How, I wonder will lecturers be able to determine that? Note also the weasel word “concerns”; not hard evidence of criminal activity, just “concerns”. Fuck me, the Gestapo were mere amateurs compared to this bunch of bastards. There is something deeply wrong and deeply pernicious about a state that expects, nay demands, that its citizens spy on its behalf. So, I applaud this group for saying no. I would too.

General secretary Sally Hunt said: “UCU members are educators not border guards.”

She said later: “Politically, UCU is absolutely opposed to this legislation and we know that many members have strong and principled moral objections as members of society and as professional educators.”

“One of the more pernicious effects of this new system will be to turn our members into an extra arm of the police force, placing monitoring and reporting responsibilities onto academic and support staff.”

Actually, you don’t need to be a professional educator to have a principled moral objection to this nasty legislation; merely someone with basic morality, common sense and humanity will do.

Anyway, the union is planning to boycott:

It deplored “this pandering to anti-immigration racism” and committed the union to “non-compliance with all such policing and surveillance duties”.

Good. We need more of this type of refusal – mass civil disobedience is precisely what is needed to send a message (they like messages) to the control freaks in Whitehall. A stronger message, of course, would involve pitchforks, rope and lamp posts…

6 Comments

  1. Yes indeed – even a broken clock etc etc. However, I suspect that if it were Israeli students who were the main culprits here the UCU would be first on the phone to Gestapo HQ giving them the details.

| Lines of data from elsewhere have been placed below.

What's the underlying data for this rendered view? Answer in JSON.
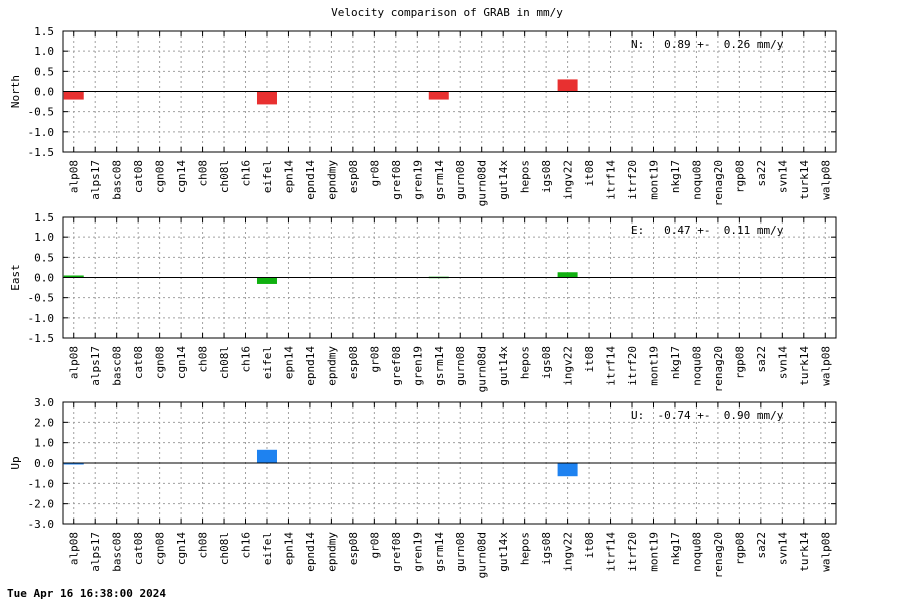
{
  "title": "Velocity comparison of GRAB in mm/y",
  "timestamp": "Tue Apr 16 16:38:00 2024",
  "chart_data": [
    {
      "type": "bar",
      "ylabel": "North",
      "ylim": [
        -1.5,
        1.5
      ],
      "yticks": [
        "1.5",
        "1.0",
        "0.5",
        "0.0",
        "-0.5",
        "-1.0",
        "-1.5"
      ],
      "grid": true,
      "annotation": "N:   0.89 +-  0.26 mm/y",
      "color": "#e83030",
      "categories": [
        "alp08",
        "alps17",
        "basc08",
        "cat08",
        "cgn08",
        "cgn14",
        "ch08",
        "ch08l",
        "ch16",
        "eifel",
        "epn14",
        "epnd14",
        "epndmy",
        "esp08",
        "gr08",
        "gref08",
        "gren19",
        "gsrm14",
        "gurn08",
        "gurn08d",
        "gut14x",
        "hepos",
        "igs08",
        "ingv22",
        "it08",
        "itrf14",
        "itrf20",
        "mont19",
        "nkg17",
        "noqu08",
        "renag20",
        "rgp08",
        "sa22",
        "svn14",
        "turk14",
        "walp08"
      ],
      "values": [
        -0.2,
        0,
        0,
        0,
        0,
        0,
        0,
        0,
        0,
        -0.32,
        0,
        0,
        0,
        0,
        0,
        0,
        0,
        -0.2,
        0,
        0,
        0,
        0,
        0,
        0.3,
        0,
        0,
        0,
        0,
        0,
        0,
        0,
        0,
        0,
        0,
        0,
        0
      ]
    },
    {
      "type": "bar",
      "ylabel": "East",
      "ylim": [
        -1.5,
        1.5
      ],
      "yticks": [
        "1.5",
        "1.0",
        "0.5",
        "0.0",
        "-0.5",
        "-1.0",
        "-1.5"
      ],
      "grid": true,
      "annotation": "E:   0.47 +-  0.11 mm/y",
      "color": "#10b010",
      "categories": [
        "alp08",
        "alps17",
        "basc08",
        "cat08",
        "cgn08",
        "cgn14",
        "ch08",
        "ch08l",
        "ch16",
        "eifel",
        "epn14",
        "epnd14",
        "epndmy",
        "esp08",
        "gr08",
        "gref08",
        "gren19",
        "gsrm14",
        "gurn08",
        "gurn08d",
        "gut14x",
        "hepos",
        "igs08",
        "ingv22",
        "it08",
        "itrf14",
        "itrf20",
        "mont19",
        "nkg17",
        "noqu08",
        "renag20",
        "rgp08",
        "sa22",
        "svn14",
        "turk14",
        "walp08"
      ],
      "values": [
        0.05,
        0,
        0,
        0,
        0,
        0,
        0,
        0,
        0,
        -0.16,
        0,
        0,
        0,
        0,
        0,
        0,
        0,
        0.02,
        0,
        0,
        0,
        0,
        0,
        0.13,
        0,
        0,
        0,
        0,
        0,
        0,
        0,
        0,
        0,
        0,
        0,
        0
      ]
    },
    {
      "type": "bar",
      "ylabel": "Up",
      "ylim": [
        -3.0,
        3.0
      ],
      "yticks": [
        "3.0",
        "2.0",
        "1.0",
        "0.0",
        "-1.0",
        "-2.0",
        "-3.0"
      ],
      "grid": true,
      "annotation": "U:  -0.74 +-  0.90 mm/y",
      "color": "#1e82f0",
      "categories": [
        "alp08",
        "alps17",
        "basc08",
        "cat08",
        "cgn08",
        "cgn14",
        "ch08",
        "ch08l",
        "ch16",
        "eifel",
        "epn14",
        "epnd14",
        "epndmy",
        "esp08",
        "gr08",
        "gref08",
        "gren19",
        "gsrm14",
        "gurn08",
        "gurn08d",
        "gut14x",
        "hepos",
        "igs08",
        "ingv22",
        "it08",
        "itrf14",
        "itrf20",
        "mont19",
        "nkg17",
        "noqu08",
        "renag20",
        "rgp08",
        "sa22",
        "svn14",
        "turk14",
        "walp08"
      ],
      "values": [
        -0.06,
        0,
        0,
        0,
        0,
        0,
        0,
        0,
        0,
        0.65,
        0,
        0,
        0,
        0,
        0,
        0,
        0,
        0,
        0,
        0,
        0,
        0,
        0,
        -0.65,
        0,
        0,
        0,
        0,
        0,
        0,
        0,
        0,
        0,
        0,
        0,
        0
      ]
    }
  ]
}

  2. One of the things I’ve noticed over the past few years is that the cause of liberty involves some strange – and sometimes temporary – bedfellows. They are outrageously wrong on Israel, they happen to be right on this one… If I was a member of a union that issued such a press release like the one you link to, I would immediately resign and let them know in no uncertain terms why. Their role is to represent their members, not fuck about in middle eastern politics. Refusing to go along with the latter day Stasi is representing the interests of their members, getting involved in Palestine is not.

  3. LR

    As you say, the cause of liberty creates strange bedfellows. However, as I implied, UCU is not refusing to provide aid and comfort to the snoopers on the principle that such a refusal is (more or less) a universal good. On the contrary, they are not cooperating with the Stasi on the “principle” that, in this particular case, such an act would be disadvantageous to UCU’s victims of choice. Although my enemy’s enemy can (temporarily) be my friend and in the eternal search for liberty such “friends” serve a purpose, it’s unwise to praise outfits like UCU just because, on rare occasions, they’re on the side of the angels.

  4. My praise was rather that someone – anyone – had dared to say “no”. Even if, on this occasion, they may be doing the right thing for the wrong reasons. We need more people to say “no”, loudly and often. So this is a start.